Obat selanjutnya adalah Estromon, obat ini adalah preparat hormon yang digunakan untuk mengatasi kekurangan hormon estrogen di dalam tubuh. Tentu saja, sebagai seorang yang terlahir sebagai lelaki, tubuh Vallena hanya menghasilkan sedikit kadar hormon estrogen. Yang terakhir adalah Phenokinon Injection, fungsinya hampir sama dengan Androcur. Namun metode pemakaiannya melalui injeksi atau suntikan.
Bagi seorang pria, mengonsumsi hormon kewanitaan dapat menyebabkan penyusutan testis dan perasaan yang lebih sensitif atau moody. Tidak jarang, obat hormon itu juga akan menimbulkan gejala depresi pada pria. Hal ini menerangkan kepada Sofi, mengapa Vallena memiliki sikap yang pemarah dan labil. Tentu saja, obat-obatan ini cukup mempengaruhi mentalnya. Tak hanya pada lelaki, pil mengandung hormon juga kadang berefek samping pada wanita, seperti perubahan suasana hati.
Semalaman ini Sofi tak bisa tidur.
Bermodal ponsel, ia mencari semua hal yang berhubungan dengan transgender. Berjam-jam ia habiskan untuk melihat video keseharian selebgram trans atau perjalanan hidup hidup mereka. Satu hal yang sama dari pengakuan mereka semua. Mereka selalu merasa terperangkap di tubuh yang salah. Para transgender yang telah bermetamorfosis penampilan fisik, menjadi lebih bahagia dan bebas dengan dirinya. Suatu hal yang tidak ia lihat di diri Vallena.

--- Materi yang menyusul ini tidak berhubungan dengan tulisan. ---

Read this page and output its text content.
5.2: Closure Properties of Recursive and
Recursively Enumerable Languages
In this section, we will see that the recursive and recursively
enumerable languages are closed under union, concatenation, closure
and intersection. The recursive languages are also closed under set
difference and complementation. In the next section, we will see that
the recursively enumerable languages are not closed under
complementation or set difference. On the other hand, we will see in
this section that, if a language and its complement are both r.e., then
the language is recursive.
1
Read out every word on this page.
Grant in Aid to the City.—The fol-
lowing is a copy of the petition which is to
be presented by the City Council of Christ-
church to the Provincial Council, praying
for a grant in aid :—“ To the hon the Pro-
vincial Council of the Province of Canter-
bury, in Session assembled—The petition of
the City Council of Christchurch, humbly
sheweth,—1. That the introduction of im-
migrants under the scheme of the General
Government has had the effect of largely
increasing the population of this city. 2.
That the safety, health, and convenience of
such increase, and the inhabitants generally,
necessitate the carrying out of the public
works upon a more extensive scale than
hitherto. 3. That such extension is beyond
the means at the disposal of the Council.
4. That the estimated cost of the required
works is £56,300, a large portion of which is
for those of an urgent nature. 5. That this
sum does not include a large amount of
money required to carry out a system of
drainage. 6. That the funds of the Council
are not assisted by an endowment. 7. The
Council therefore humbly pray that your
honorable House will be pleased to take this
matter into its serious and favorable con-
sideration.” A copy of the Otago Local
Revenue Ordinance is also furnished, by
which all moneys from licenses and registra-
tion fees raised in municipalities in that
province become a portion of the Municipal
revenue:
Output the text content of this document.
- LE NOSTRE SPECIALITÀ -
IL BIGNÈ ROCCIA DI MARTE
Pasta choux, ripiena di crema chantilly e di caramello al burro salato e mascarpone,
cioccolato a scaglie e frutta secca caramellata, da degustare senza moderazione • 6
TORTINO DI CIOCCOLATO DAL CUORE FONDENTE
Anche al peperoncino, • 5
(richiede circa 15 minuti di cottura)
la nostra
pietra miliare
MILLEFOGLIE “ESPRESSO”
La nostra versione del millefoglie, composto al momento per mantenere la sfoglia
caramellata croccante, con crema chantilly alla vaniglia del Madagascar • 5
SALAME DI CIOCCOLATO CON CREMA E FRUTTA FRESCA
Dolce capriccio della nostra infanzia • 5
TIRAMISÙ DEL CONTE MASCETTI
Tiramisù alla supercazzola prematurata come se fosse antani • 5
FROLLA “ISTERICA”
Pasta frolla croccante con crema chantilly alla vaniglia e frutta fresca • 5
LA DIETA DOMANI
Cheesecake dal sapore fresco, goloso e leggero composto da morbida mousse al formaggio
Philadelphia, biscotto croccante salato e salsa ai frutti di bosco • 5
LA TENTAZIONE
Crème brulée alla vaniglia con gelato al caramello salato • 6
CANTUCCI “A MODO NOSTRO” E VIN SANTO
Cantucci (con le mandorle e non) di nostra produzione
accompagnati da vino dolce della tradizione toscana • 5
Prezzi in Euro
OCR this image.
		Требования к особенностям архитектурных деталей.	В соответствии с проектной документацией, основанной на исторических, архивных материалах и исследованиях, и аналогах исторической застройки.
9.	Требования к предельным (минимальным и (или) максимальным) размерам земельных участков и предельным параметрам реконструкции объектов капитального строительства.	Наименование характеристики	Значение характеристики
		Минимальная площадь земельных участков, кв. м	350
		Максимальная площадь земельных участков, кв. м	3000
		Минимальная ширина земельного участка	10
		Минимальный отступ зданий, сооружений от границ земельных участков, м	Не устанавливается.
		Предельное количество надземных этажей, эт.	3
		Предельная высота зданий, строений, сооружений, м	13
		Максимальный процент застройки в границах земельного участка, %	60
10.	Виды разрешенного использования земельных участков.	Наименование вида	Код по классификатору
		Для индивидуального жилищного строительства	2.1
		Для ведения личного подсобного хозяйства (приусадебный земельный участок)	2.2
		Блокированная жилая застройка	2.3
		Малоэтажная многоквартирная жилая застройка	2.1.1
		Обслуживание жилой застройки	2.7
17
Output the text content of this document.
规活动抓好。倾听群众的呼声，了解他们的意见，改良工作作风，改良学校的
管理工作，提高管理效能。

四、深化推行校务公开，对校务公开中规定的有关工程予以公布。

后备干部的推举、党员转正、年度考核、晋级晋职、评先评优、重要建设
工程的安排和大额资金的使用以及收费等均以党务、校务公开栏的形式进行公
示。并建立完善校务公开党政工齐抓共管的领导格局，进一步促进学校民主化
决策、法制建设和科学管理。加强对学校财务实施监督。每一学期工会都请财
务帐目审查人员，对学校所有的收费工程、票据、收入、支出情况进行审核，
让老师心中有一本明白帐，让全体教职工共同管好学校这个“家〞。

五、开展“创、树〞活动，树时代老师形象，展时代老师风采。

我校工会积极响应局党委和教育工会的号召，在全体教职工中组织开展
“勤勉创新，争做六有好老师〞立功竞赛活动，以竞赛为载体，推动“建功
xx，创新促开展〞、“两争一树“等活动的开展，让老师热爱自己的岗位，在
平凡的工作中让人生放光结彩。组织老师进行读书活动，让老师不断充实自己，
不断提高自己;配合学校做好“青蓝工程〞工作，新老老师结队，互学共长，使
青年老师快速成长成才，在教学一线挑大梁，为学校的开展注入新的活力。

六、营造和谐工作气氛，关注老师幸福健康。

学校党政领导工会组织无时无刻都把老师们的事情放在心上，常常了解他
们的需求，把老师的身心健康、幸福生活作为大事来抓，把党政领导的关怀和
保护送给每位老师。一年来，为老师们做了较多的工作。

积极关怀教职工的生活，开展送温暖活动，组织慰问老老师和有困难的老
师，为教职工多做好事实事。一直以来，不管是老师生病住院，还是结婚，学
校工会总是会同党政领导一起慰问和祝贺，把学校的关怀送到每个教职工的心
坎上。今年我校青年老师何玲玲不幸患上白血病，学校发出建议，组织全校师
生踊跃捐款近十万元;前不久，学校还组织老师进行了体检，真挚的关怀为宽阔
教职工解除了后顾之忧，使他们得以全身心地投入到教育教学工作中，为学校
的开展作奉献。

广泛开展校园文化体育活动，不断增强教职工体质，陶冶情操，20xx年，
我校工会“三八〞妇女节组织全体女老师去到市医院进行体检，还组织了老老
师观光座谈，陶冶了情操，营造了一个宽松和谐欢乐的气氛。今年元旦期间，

Menjalani hidup sebagai wanita tak membuat Vallena bahagia. Mengapa? Bukankah seharusnya ia senang karena telah menyelaraskan fisik dan jiwanya. Rasa rindu membuncah di hati Sofi. Ia ingin segera bertemu dengan Vallena esok.
Sofi sadar sudah tak ada lagi jalan untuk mundur.
¹ kamu itu mbo' ya manut kalau dituturi orang tua : kamu yang nurut kalau dikasih tahu orang tua (bahasa Jawa)
² unggah-ungguh adalah sopan santun atau tata krama
----
Perhatian, Folks
Obat-obatan yang aku sebutkan di atas harus melalui resep dokter, ya. Jadi jangan berniat mencobanya tanpa melalui konsultasi terlebih dahulu.